Prajna           Wisdom

Upaya           Skillful means

Pranidhana    The will to act

Bala              The strength to act

Jnana            Knowledge, comprehending and expounding

At the end of the Kazutori are the Tsuyudama (dewdrop-beads) named for their shape and representing the Wonderful Twin Fruit of Bodhi and Nirvana. The Wonderful Twin Fruit are reached by descending the Ten Paramitas symbolized by the Kazutori (count-taking) beads. Honen Shonin was known to have used this type of Juzu as a counter for the recitation of the Nembutsu.

The single strand of beads is an abbreviation of the 108-bead Nenju used by the priests. Laymen generally carry the single strand Nenju. The single strand Nenju should have 2 Shitenno beads, 1 Oyadama, and 9 beads or a multiple thereof (9, 18, 27, 36, or 54) depending on the size of the beads. The number of beads between the Shitenno beads and the Oyadama is 8 beads in a 36-bead strand, 6 beads in a 27-bead strand, and 4 beads in an 18-bead strand. In some cases where unusually carved or unusually large beads are used, the number of beads is not strictly adhered to. This is especially the case with the small wrist Nenju whose bead number is according to the size of the wearer's wrist. Single strand Nenju with a tassel are usually for women and those with a simple string arrangement are usually for men. The 108-bead Nenju can have either string or tassel, or very often both.

The Nenjie is always held in the left hand since the left hand represents the world of Samsara with its 108 Bonno. The right hand represents the world of Nirvana. It is through the use of the Nenju that the two utterly different worlds of Samsara and Nirvana are seen in their essential Oneness - that is to say, the bringing together of the left hand of Samsara and the right hand of Nirvana into the Oneness of the Gassho. From a Jodoshinshu point of view, one can say that the left hand of Samsara, of the 108 passions of egotism is the world of Namo, of "I, myself; me." The right hand of Nirvana is the world of Amidabutsu, the real world of Amida Buddha. The Nenju brings together these two seemingly opposite worlds into the Oneness of Namoamidabutsu; not Namo, or Amidabutsu separately, but Namoamidabutsu.

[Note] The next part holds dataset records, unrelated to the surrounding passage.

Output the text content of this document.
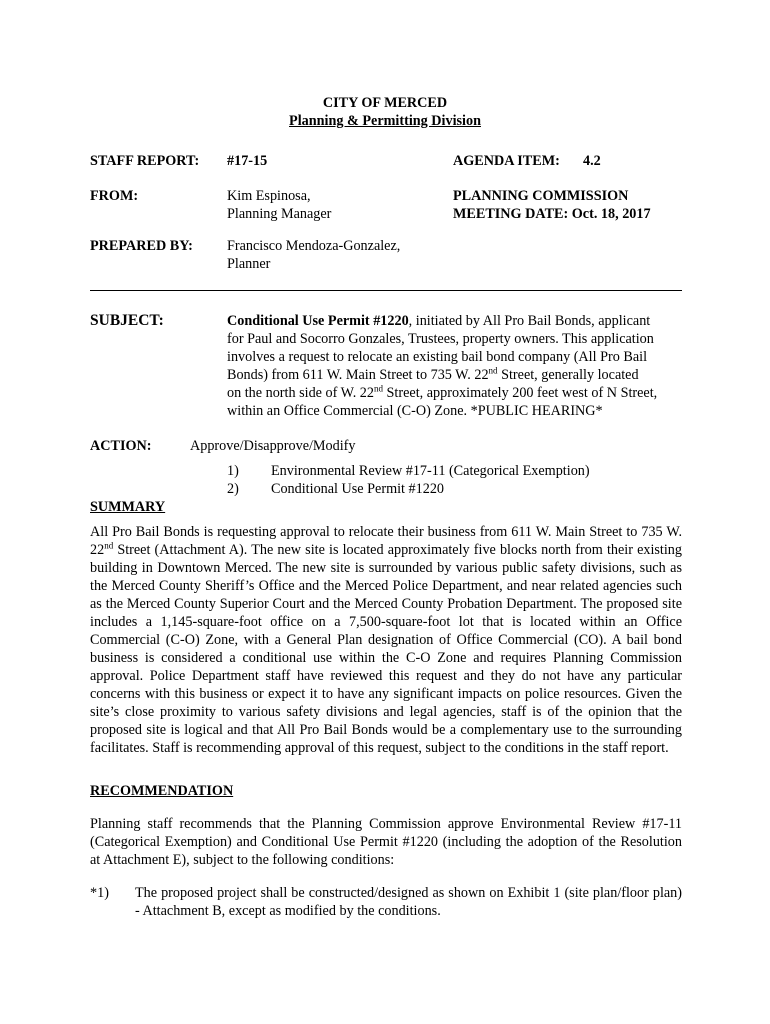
CITY OF MERCED
Planning & Permitting Division
STAFF REPORT: #17-15	AGENDA ITEM: 4.2
FROM:	Kim Espinosa,
Planning Manager
PLANNING COMMISSION
MEETING DATE: Oct. 18, 2017
PREPARED BY: Francisco Mendoza-Gonzalez,
Planner
SUBJECT:	Conditional Use Permit #1220, initiated by All Pro Bail Bonds, applicant
for Paul and Socorro Gonzales, Trustees, property owners. This application
involves a request to relocate an existing bail bond company (All Pro Bail
Bonds) from 611 W. Main Street to 735 W. 22nd Street, generally located
on the north side of W. 22nd Street, approximately 200 feet west of N Street,
within an Office Commercial (C-O) Zone. *PUBLIC HEARING*
ACTION:	Approve/Disapprove/Modify
1) Environmental Review #17-11 (Categorical Exemption)
2) Conditional Use Permit #1220
SUMMARY
All Pro Bail Bonds is requesting approval to relocate their business from 611 W. Main Street to 735 W. 22nd Street (Attachment A). The new site is located approximately five blocks north from their existing building in Downtown Merced. The new site is surrounded by various public safety divisions, such as the Merced County Sheriff’s Office and the Merced Police Department, and near related agencies such as the Merced County Superior Court and the Merced County Probation Department. The proposed site includes a 1,145-square-foot office on a 7,500-square-foot lot that is located within an Office Commercial (C-O) Zone, with a General Plan designation of Office Commercial (CO). A bail bond business is considered a conditional use within the C-O Zone and requires Planning Commission approval. Police Department staff have reviewed this request and they do not have any particular concerns with this business or expect it to have any significant impacts on police resources. Given the site’s close proximity to various safety divisions and legal agencies, staff is of the opinion that the proposed site is logical and that All Pro Bail Bonds would be a complementary use to the surrounding facilitates. Staff is recommending approval of this request, subject to the conditions in the staff report.
RECOMMENDATION
Planning staff recommends that the Planning Commission approve Environmental Review #17-11 (Categorical Exemption) and Conditional Use Permit #1220 (including the adoption of the Resolution at Attachment E), subject to the following conditions:
*1) The proposed project shall be constructed/designed as shown on Exhibit 1 (site plan/floor plan) - Attachment B, except as modified by the conditions.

In the Nishi Hongwanji tradition of Jodoshinshu, the Nenju encircles the hands in Gassho with the tassel or strings hanging below the two palms and the two thumbs resting lightly on the beads. There are a number of ways of holding the Nenju depending upon the sect, school, or tradition of Buddhism. The Jodo Sect of Honen Shonin for example, places the Nenju around the thumbs of the hands in Gassho. The Higashi Honganji tradition of Jodoshinshu places the Nenju around the hands in Gassho with the string or tassel end held between the thumbs and base of the index fingers. Priests of the Shingon Sect (Koyasan) use several gestures depending upon the ceremony, one of them being to drape the Nenju around the index finger of the left hand and the

middle finger of the right hand at the Oyadama and enclosing the strand of beads between the two palms. The beads are then rubbed together producing a raffling sound. When not in use, the Nenju is held in the left hand or placed around the left wrist.